# Solved: DirectX 11 + Nvidia 9400GT



## jack-o-bytes (Jan 27, 2009)

I have a fairly old 9400GT 1GB and I am wondering whether it is even possible to install DirectX 11 on my computer and whether it would make any difference if I did. I think at the moment I only have DirectX 9 .

Any help would be great. Thanks, Jack-O-Bytes


----------



## BrownBear (Oct 29, 2009)

Nope Direct X 11 is only going to support Nvidia's 200 Series.


----------



## jack-o-bytes (Jan 27, 2009)

What would happen if I installed DirectX 11 would it work backwards compatable? Or would the computer just not function?


----------



## BrownBear (Oct 29, 2009)

it just wouldnt function so far nvidia hasnt made any graphics card that supports direct x 11 so for only ati has a graphics card


----------



## jack-o-bytes (Jan 27, 2009)

Thanks for the answer. To be honest I don't think I am going to go Directx 11 for a while then because I am still running a Pentium 4 set up.


----------



## BG-0 (Jan 1, 1970)

BrownBear said:


> Nope Direct X 11 is only going to support Nvidia's 200 Series.


Nvidia's 200 series cards do not support DX11, just FYI.

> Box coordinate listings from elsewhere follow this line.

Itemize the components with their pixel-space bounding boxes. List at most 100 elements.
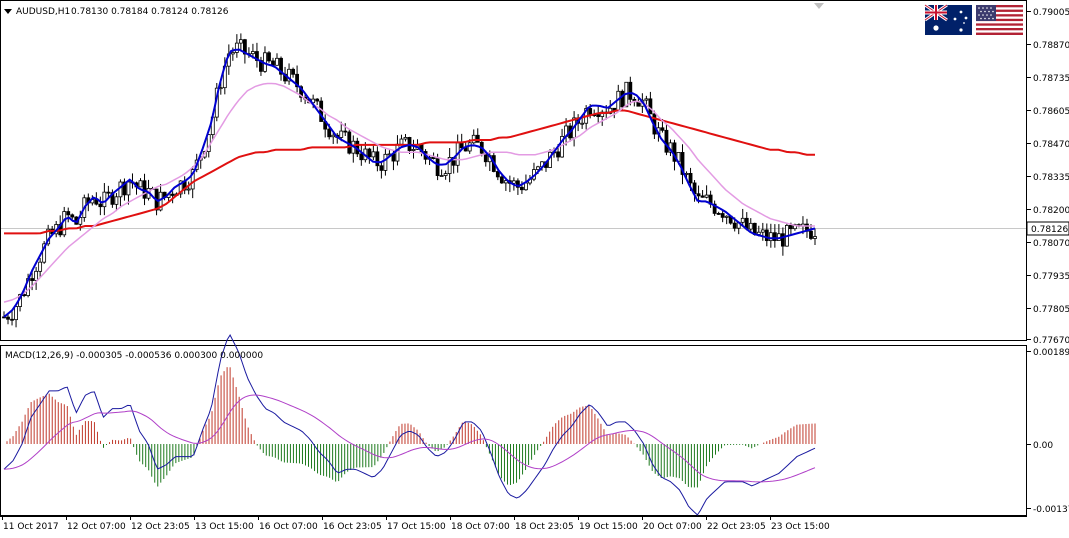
time-tick: 16 Oct 23:05 (323, 522, 382, 532)
current-price-text: 0.78126 (1031, 225, 1068, 235)
candle-body (339, 130, 344, 138)
candle-body (98, 203, 103, 208)
candle-body (732, 222, 737, 229)
candle-body (383, 153, 388, 171)
candle-body (399, 138, 404, 145)
time-tick: 23 Oct 15:00 (771, 522, 830, 532)
ma-fast-line (3, 48, 816, 318)
price-tick: 0.79005 (1033, 8, 1069, 18)
price-tick: 0.78335 (1033, 173, 1069, 183)
candle-body (499, 176, 504, 184)
candle-body (716, 213, 721, 215)
candle-body (279, 57, 283, 75)
candle-body (748, 222, 753, 230)
time-tick: 18 Oct 23:05 (515, 522, 574, 532)
candle-body (114, 196, 119, 205)
candle-body (789, 225, 793, 230)
price-tick: 0.78200 (1033, 206, 1069, 216)
candle-body (520, 186, 524, 191)
time-axis: 11 Oct 2017 12 Oct 07:00 12 Oct 23:05 13… (2, 516, 830, 532)
candle-body (620, 90, 625, 108)
candle-body (516, 180, 520, 188)
candle-body (495, 171, 500, 178)
candle-body (267, 52, 271, 62)
symbol-menu-triangle-icon[interactable] (4, 9, 12, 14)
macd-main-line (3, 333, 816, 516)
candle-body (327, 128, 332, 138)
time-tick: 12 Oct 07:00 (67, 522, 126, 532)
candle-body (6, 316, 10, 320)
candle-body (596, 114, 601, 117)
ma-mid-line (3, 82, 815, 303)
macd-lines (3, 333, 816, 516)
price-tick: 0.77935 (1033, 272, 1069, 282)
candle-body (680, 152, 685, 175)
candle-body (580, 122, 585, 125)
candle-body (331, 134, 336, 138)
candle-body (447, 157, 452, 174)
candle-body (459, 142, 464, 149)
candle-body (768, 232, 773, 242)
current-price-label: 0.78126 (1026, 221, 1069, 236)
macd-axis: 0.001892 0.00 -0.001373 (1027, 348, 1069, 515)
candle-body (475, 134, 480, 143)
chart-shift-marker[interactable] (814, 3, 824, 9)
candle-body (704, 194, 709, 198)
candle-body (275, 57, 279, 66)
time-tick: 11 Oct 2017 (3, 522, 59, 532)
candle-body (367, 148, 372, 158)
price-axis: 0.79005 0.78870 0.78735 0.78605 0.78470 … (1027, 8, 1069, 346)
time-tick: 17 Oct 15:00 (387, 522, 446, 532)
candle-body (126, 181, 131, 196)
price-tick: 0.78605 (1033, 107, 1069, 117)
candle-body (255, 51, 259, 61)
candle-body (66, 211, 71, 216)
candle-body (234, 42, 239, 53)
candle-body (359, 153, 364, 161)
candle-body (190, 169, 195, 190)
symbol-title: AUDUSD,H1 (16, 7, 70, 17)
candle-body (38, 261, 43, 272)
candle-body (556, 151, 560, 158)
candle-body (30, 278, 35, 281)
candle-body (186, 188, 191, 191)
candle-body (524, 182, 528, 191)
candle-body (628, 81, 633, 100)
candle-body (299, 86, 303, 98)
candle-body (403, 137, 408, 140)
candle-body (315, 98, 320, 102)
candle-body (295, 73, 299, 88)
candle-body (813, 236, 817, 239)
candle-body (712, 203, 717, 214)
candle-body (648, 98, 653, 115)
candle-body (379, 165, 384, 171)
candle-body (287, 68, 291, 82)
candle-body (439, 175, 444, 177)
candle-body (34, 270, 39, 281)
candle-body (170, 193, 175, 196)
price-tick: 0.77670 (1033, 336, 1069, 346)
macd-header: MACD(12,26,9) -0.000305 -0.000536 0.0003… (5, 351, 263, 361)
candle-body (291, 68, 295, 75)
candle-body (118, 181, 123, 198)
candle-body (371, 151, 376, 158)
candle-body (511, 180, 516, 184)
candle-body (664, 129, 669, 153)
candle-body (684, 172, 689, 175)
candle-body (431, 156, 436, 159)
australia-flag-icon (924, 3, 972, 35)
macd-tick: 0.001892 (1033, 348, 1069, 358)
candle-body (688, 172, 693, 184)
macd-signal-line (3, 394, 816, 483)
candle-body (536, 166, 540, 170)
candle-body (660, 127, 665, 131)
candle-body (10, 318, 14, 321)
candle-body (793, 224, 797, 230)
ohlc-values: 0.78130 0.78184 0.78124 0.78126 (71, 7, 229, 17)
candle-body (242, 39, 247, 55)
candle-body (764, 229, 769, 242)
candle-body (740, 217, 745, 223)
candle-body (809, 230, 813, 239)
usa-flag-icon (976, 5, 1023, 35)
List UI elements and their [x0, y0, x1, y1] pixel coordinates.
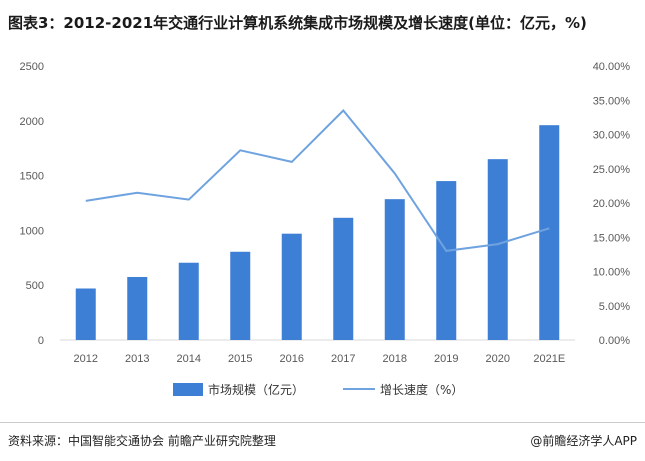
- right-tick-label: 40.00%: [593, 61, 631, 73]
- bar-series: [75, 125, 560, 341]
- market-size-bar: [539, 125, 560, 341]
- x-tick-label: 2020: [486, 353, 510, 365]
- left-tick-label: 1000: [20, 225, 44, 237]
- market-size-bar: [487, 159, 508, 340]
- legend-bar-swatch: [173, 383, 203, 396]
- left-axis-ticks: 0 500 1000 1500 2000 2500: [20, 61, 44, 347]
- left-tick-label: 2000: [20, 116, 44, 128]
- market-size-bar: [333, 217, 354, 340]
- growth-rate-line: [85, 109, 550, 252]
- market-size-bar: [178, 262, 199, 340]
- legend-line-label: 增长速度（%）: [380, 382, 463, 397]
- market-size-bar: [384, 199, 405, 340]
- left-tick-label: 2500: [20, 61, 44, 73]
- right-tick-label: 10.00%: [593, 267, 631, 279]
- combo-chart: 0 500 1000 1500 2000 2500 0.00% 5.00% 10.00% 15.…: [20, 61, 631, 397]
- legend-bar-label: 市场规模（亿元）: [208, 382, 304, 397]
- right-tick-label: 5.00%: [599, 301, 630, 313]
- left-tick-label: 500: [26, 280, 44, 292]
- credit-note: @前瞻经济学人APP: [530, 434, 637, 448]
- right-tick-label: 25.00%: [593, 164, 631, 176]
- x-tick-label: 2019: [434, 353, 458, 365]
- x-tick-label: 2021E: [533, 353, 565, 365]
- footer-divider: [0, 422, 645, 423]
- x-tick-label: 2015: [228, 353, 252, 365]
- right-tick-label: 30.00%: [593, 130, 631, 142]
- x-tick-label: 2013: [125, 353, 149, 365]
- source-note: 资料来源：中国智能交通协会 前瞻产业研究院整理: [8, 434, 276, 448]
- x-axis-labels: 2012 2013 2014 2015 2016 2017 2018 2019 2020 2021…: [74, 353, 566, 365]
- left-tick-label: 0: [38, 335, 44, 347]
- x-tick-label: 2014: [177, 353, 201, 365]
- market-size-bar: [127, 276, 148, 340]
- chart-title: 图表3：2012-2021年交通行业计算机系统集成市场规模及增长速度(单位：亿元…: [8, 14, 587, 32]
- right-tick-label: 0.00%: [599, 335, 630, 347]
- legend: 市场规模（亿元） 增长速度（%）: [173, 382, 463, 397]
- x-tick-label: 2017: [331, 353, 355, 365]
- market-size-bar: [230, 251, 251, 340]
- right-tick-label: 15.00%: [593, 232, 631, 244]
- x-tick-label: 2012: [74, 353, 98, 365]
- x-tick-label: 2016: [280, 353, 304, 365]
- right-axis-ticks: 0.00% 5.00% 10.00% 15.00% 20.00% 25.00% 30.00%…: [593, 61, 631, 347]
- market-size-bar: [281, 233, 302, 340]
- left-tick-label: 1500: [20, 171, 44, 183]
- market-size-bar: [436, 181, 457, 340]
- right-tick-label: 35.00%: [593, 95, 631, 107]
- market-size-bar: [75, 288, 96, 340]
- x-tick-label: 2018: [383, 353, 407, 365]
- right-tick-label: 20.00%: [593, 198, 631, 210]
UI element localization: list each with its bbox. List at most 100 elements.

The upcoming 300 series card (there's already a joke called Geforce 310 out that is worse than Geforce 210 or 120...) will support DX11, most probably. Only the Radeon HD 5k series cards support DX11 right now.


----------



## jack-o-bytes (Jan 27, 2009)

ok thank you guys.


----------



## BrownBear (Oct 29, 2009)

i Know that Radeon has the support but if thats the case then thaks for correcting me BG-0


----------